Melawan Takdir Penulis
"Ting..."
Suara pintu minimarket terbuka. Angin dingin ikut masuk bersamaan dengan langkah seseorang yang berwajah pucat, matanya tajam, dan ekspresinya sulit dibaca. Tatapannya membuat bulu kuduk berdiri.
Cha Yuri, yang sedang merapikan barang di dekat kasir, hanya melirik sekilas sebelum buru-buru memalingkan wajah. Pelanggan itu berjalan pelan, menyusuri lorong minimarket sambil mengambil beberapa barang. Gerakannya teratur tapi terasa... janggal, seperti tidak benar-benar mencari barang.
"Totalnya empat puluh enam ribu, Tuan," ucap Cha Yuri datar, mencoba menyembunyikan rasa tidak nyaman.
Pelanggan itu menyerahkan uang pecahan lima puluh ribu. Cha Yuri memberikan kembalian, tapi pria tersebut hanya menatap uang itu tanpa berusaha mengambilnya. Tanpa mengucap sepatah kata pun, ia memutar badan dan keluar dari minimarket.
"Tuan, tunggu...!" seru Cha Yuri, meninggalkan meja kasir dan melangkah cepat ke luar. Udara di luar minimarket lebih dingin dari biasanya, membuatnya menggosok lengannya. Ia menoleh ke kiri dan kanan, matanya mencari sosok itu. Tapi jalanan kosong. Sunyi.
(Aneh... kemana orang itu pergi? Padahal baru saja di depan mataku...) pikirnya, sedikit merinding.

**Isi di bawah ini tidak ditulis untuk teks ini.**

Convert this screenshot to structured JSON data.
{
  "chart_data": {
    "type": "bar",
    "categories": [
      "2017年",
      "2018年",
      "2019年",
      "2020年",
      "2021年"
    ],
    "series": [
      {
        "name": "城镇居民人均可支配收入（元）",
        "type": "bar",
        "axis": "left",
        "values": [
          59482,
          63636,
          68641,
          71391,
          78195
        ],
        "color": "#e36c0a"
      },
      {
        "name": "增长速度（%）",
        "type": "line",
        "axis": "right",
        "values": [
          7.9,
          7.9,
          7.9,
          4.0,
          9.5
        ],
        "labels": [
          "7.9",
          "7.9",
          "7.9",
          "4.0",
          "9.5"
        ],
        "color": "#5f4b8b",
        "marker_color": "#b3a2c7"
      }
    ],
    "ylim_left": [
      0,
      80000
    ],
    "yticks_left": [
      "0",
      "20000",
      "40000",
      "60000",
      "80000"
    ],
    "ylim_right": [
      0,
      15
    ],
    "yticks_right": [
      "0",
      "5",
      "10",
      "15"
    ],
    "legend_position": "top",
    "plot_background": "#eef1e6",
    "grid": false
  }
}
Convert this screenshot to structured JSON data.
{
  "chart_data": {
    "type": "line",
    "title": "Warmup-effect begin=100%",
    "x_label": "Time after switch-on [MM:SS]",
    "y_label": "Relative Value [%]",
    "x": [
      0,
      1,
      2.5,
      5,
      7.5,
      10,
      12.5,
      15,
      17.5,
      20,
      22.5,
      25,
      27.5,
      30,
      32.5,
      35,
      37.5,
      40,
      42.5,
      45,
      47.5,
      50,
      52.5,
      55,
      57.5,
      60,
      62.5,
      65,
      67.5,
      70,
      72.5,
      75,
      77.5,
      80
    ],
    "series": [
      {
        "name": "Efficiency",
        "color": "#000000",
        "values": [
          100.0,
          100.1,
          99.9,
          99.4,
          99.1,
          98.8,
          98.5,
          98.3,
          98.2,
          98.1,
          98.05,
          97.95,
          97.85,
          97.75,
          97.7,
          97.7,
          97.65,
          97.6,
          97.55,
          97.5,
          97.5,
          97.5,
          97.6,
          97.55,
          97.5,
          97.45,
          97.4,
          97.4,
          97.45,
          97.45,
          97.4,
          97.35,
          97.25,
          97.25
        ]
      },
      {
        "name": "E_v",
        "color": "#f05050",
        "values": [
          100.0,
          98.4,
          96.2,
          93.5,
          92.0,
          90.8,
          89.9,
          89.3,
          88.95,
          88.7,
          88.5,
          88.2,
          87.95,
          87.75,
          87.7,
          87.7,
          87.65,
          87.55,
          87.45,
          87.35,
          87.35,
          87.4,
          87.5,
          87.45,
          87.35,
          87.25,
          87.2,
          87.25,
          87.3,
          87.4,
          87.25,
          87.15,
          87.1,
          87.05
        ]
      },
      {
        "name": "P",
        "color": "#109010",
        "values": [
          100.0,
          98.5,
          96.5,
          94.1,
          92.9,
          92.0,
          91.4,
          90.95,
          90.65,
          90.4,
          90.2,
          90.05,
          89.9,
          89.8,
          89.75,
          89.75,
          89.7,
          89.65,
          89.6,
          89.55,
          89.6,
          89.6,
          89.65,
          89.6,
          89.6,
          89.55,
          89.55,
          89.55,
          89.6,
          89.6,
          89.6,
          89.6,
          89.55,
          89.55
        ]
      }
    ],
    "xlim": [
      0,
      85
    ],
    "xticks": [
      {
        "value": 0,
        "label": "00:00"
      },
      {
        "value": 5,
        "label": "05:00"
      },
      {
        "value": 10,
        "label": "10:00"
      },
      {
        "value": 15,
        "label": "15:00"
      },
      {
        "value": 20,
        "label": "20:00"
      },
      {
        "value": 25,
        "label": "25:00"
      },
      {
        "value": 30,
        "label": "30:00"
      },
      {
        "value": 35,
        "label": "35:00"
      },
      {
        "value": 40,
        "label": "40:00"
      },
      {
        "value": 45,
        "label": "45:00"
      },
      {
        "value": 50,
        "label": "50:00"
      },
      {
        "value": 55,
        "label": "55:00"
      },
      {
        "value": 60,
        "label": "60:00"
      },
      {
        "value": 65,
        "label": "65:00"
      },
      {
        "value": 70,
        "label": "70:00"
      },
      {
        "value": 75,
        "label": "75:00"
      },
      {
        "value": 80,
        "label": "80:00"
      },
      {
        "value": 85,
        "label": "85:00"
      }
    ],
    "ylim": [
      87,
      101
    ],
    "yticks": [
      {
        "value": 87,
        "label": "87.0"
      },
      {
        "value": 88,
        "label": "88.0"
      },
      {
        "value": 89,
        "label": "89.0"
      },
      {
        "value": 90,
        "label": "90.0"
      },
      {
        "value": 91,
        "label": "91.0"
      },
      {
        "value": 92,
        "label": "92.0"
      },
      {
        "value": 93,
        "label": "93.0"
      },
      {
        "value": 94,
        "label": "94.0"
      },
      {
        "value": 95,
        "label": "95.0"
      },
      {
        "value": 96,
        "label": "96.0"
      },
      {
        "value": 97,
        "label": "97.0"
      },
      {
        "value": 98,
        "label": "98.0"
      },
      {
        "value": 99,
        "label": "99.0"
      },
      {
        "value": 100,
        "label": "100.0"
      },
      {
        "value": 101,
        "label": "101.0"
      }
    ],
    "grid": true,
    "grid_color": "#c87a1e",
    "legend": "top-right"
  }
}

Ia kembali ke dalam, menyimpan uang kembalian itu di laci kasir. Siapa tahu pria tadi kembali untuk mengambilnya.
---
Waktu berlalu. Jam kerjanya selesai. Meski baru pukul empat sore, langit sudah gelap pekat. Awan mendung menggantung berat seperti siap menumpahkan hujan kapan saja. Angin bertiup membawa aroma tanah basah.
Cha Yuri berjalan cepat di trotoar. Sesekali ia menoleh ke belakang, merasa seperti diikuti. Namun, setiap menoleh, hanya ada jalan kosong dan lampu-lampu jalan yang redup.
Tiba-tiba, langkahnya terhenti. Sosok pria pelanggan minimarket itu berdiri di depan, seolah menunggunya.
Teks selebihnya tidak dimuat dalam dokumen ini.